The band teased its forthcoming album with the single "Smoke.Netflix.Chill.," a slow jams-inspired study of consent with Ball contorting her voice in roller coaster raps. ("I wanted to see where that could go," Ball explained. "I've never written so many verses to one song. But it was so worth it to see the story in my head actually come to life.")
"These days we have much more fun in the studio than we ever did before," she says. "We had so much fun working on our stage show that we never really worked on ourselves in the studio too much. That was kind of new for us. The explorative moment of it was really fun. We still found how to really be ourselves in the studio as well, but we really calmed and organized that fire, instead of putting it everywhere we want.
"We found it to be a beautiful journey, one I was actually quite afraid of but one that I enjoy now."
The band was hesitant to sign with Verve, the venerable jazz label that houses its more unconventional Forecast imprint. Ball says the band was defiant — "We're never gonna sign to something like that. That's not all we do, and that's what they do."
"We got to know them, spend a lot of time with their crew — every time we played they'd send somebody there to get down with us, talk to us," she says. "We got to be family before we ever were in business or in partnership. That's what made that decision, what was to be really hard, quite clear. There was a couple of people trying to court us into going with them. Verve was a family. Their history was very rich, and they wanted to do something different. They wanted us because we're on the front lines of letting people know that they weren't just about one thing. That's exciting to be that band."
Ball says the album won't necessarily depart from the sounds the band has worked to invent over the years, but, as with all things Tank and the Bangas, people should expect the unexpected.
"We didn't raise up all this money to go to London, we didn't stay cooped up in a car or one-bedroom apartment or literally struggle together to be the same people that gave you Tank and the Bangas," Ball says. "We're proud of that, and we hope everybody can get down with it. If not, get on with it. We were always wondering why the only person, to me at least, that made it out there was Lil Wayne. That's the only person that the world knew that was really current.
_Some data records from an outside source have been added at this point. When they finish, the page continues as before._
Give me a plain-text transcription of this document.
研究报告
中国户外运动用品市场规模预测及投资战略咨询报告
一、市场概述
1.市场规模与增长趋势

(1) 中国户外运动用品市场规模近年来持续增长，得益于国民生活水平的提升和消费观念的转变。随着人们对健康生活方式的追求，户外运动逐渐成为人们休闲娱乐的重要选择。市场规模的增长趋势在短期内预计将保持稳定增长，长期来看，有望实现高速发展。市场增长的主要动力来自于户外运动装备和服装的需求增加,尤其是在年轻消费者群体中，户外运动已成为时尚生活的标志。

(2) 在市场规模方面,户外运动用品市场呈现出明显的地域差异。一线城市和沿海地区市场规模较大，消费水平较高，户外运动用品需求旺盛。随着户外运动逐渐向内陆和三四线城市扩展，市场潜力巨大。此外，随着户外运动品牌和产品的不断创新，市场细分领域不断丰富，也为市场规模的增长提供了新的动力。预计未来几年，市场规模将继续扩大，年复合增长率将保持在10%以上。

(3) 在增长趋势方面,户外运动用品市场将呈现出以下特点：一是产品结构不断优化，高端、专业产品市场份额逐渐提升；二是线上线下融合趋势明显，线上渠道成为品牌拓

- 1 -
"There isn't only one representation of New Orleans. Jazz isn't the only representation either. The underground, the underbelly, the poets, the people in the street, the people at Jazz Fest and Congo Square, that keep that going — it's these New Orleanians and it's the people who have always been a part of the community that make the music happen. There's no other place I'm from, and it shows in my music and everything I do, and we bring it everywhere we travel.
"It's different in that we have changed. It's more dancey, it has more grooves in it — oh, man, I really like it. I'm not gonna lie. I drive around New Orleans and just listen to it. I don't put on anyone else. It's music I've been dying to hear for years now."